The Anti-Vaccination League leaders argued that "vaccination is simply the old scientific absurdity of using disease to fight disease" and spread lies claiming the vaccine was "made from the grease taken from the heels of horses, from swine pox, and even from dead bodies," reported Blog TO, adding that they were made in a lab from "specially kept cows."

They argued that it was an infringement on their freedom, even changing their name to the Anti-Vaccination and Medical Liberty League of Canada, and claimed that "public health officials used vaccination as a "ploy to avoid [more expensive] sanitary measures.'"

These groups also appealed to fear and guilt, like with this 1919 Nebraska newspaper ad that Vox turned up: "Mothers! What profiteth your babies to live if their God-made blood is periodically and perpetually tainted with pus-vaccine?"

So the early 20th century anti-vax argument was about freedom, government conspiracies, pseudoscience, parental anxiety and "the arbitrary pollution of children's bodies in Toronto with animal matter," while a century later it's about freedom, Big Pharma conspiracies, pseudoscience, parental anxiety and the use of minimal amounts of mercury and aluminium as adjuvants.

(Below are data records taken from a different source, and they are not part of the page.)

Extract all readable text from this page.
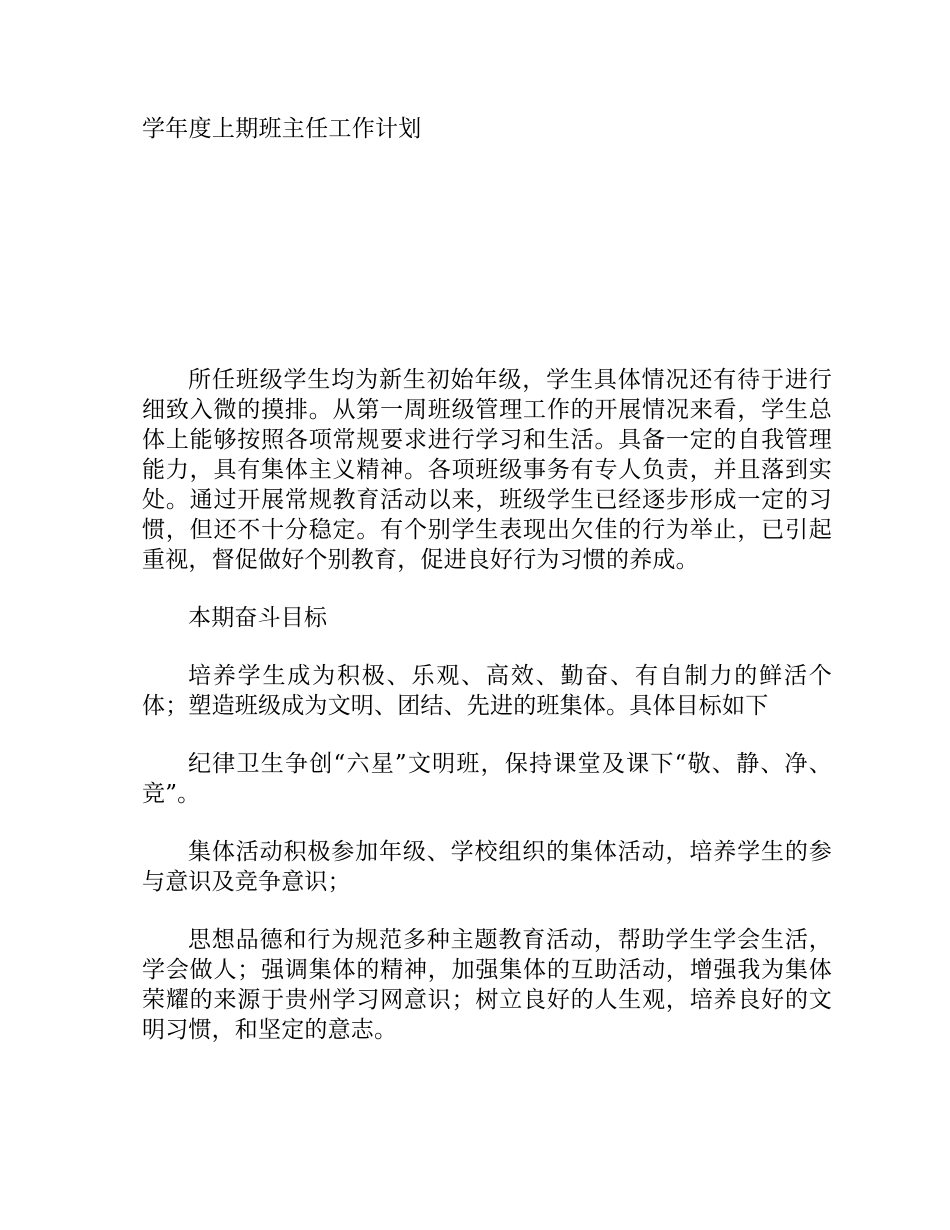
学年度上期班主任工作计划

所任班级学生均为新生初始年级，学生具体情况还有待于进行细致入微的摸排。从第一周班级管理工作的开展情况来看，学生总体上能够按照各项常规要求进行学习和生活。具备一定的自我管理能力，具有集体主义精神。各项班级事务有专人负责，并且落到实处。通过开展常规教育活动以来，班级学生已经逐步形成一定的习惯，但还不十分稳定。有个别学生表现出欠佳的行为举止，已引起重视，督促做好个别教育，促进良好行为习惯的养成。

本期奋斗目标

培养学生成为积极、乐观、高效、勤奋、有自制力的鲜活个体；塑造班级成为文明、团结、先进的班集体。具体目标如下

纪律卫生争创“六星”文明班，保持课堂及课下“敬、静、净、竞”。

集体活动积极参加年级、学校组织的集体活动，培养学生的参与意识及竞争意识；

思想品德和行为规范多种主题教育活动，帮助学生学会生活，学会做人；强调集体的精神，加强集体的互助活动，增强我为集体荣耀的来源于贵州学习网意识；树立良好的人生观，培养良好的文明习惯，和坚定的意志。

Dr. Charles Sheard, Toronto's Medical Officer of Health at the time of the 1919 protests, called the "anti-vacs," "a hygienic cult, holding opinions on medical and health matters opposed to the well-grounded convictions of the physicians of the whole world" and dismissed them as "ignorant and superstitious," according to an academic article by Katherine Arnup on "opposition to compulsory immunization in Ontario."

So, to be fair, the anti-anti-vax opinion hasn't changed much either.

But what has changed is this: there's no more smallpox.

As recently as 1967, two million people died of smallpox. But it was declared eradicated in 1980 following a global immunization campaign.

The disease that sparked the 1919 anti-vax protests killed over 300 millionin the century alone, or three times the number of war-related deaths. In the 19th century, smallpox killed 400 million, including most of the indigenous population of the Americas after being brought over by infected Europeans.

As recently as 1967, two million people died of smallpox. But it was declared eradicated in 1980 following a global immunization campaign.

Polio is almost there, too, with infections decreasing by 99 per cent since 1988. Then there's measles, which is what comes up most in modern anti-vax arguments which focus on the MMR (measles, mumps and rubella) shot and which pops up semi-regularly, most recently in Halifax earlier this year while Toronto simultaneously experienced a mumps outbreak.

Measles used to kill 2.6 million children a year prior to the vaccine being introduced in 1980, but in 2015 it "only" killed 134,200, which is still 15 kids dying every hour.

The other big change over the past hundred years is that our scientific understanding has grown greater and our methods have gotten safer.

Though skeptics may not remember what it was like to live in a world where vaccine-preventable diseases killed children in Canada and around the world, they surely wouldn't want to return to those dark ages.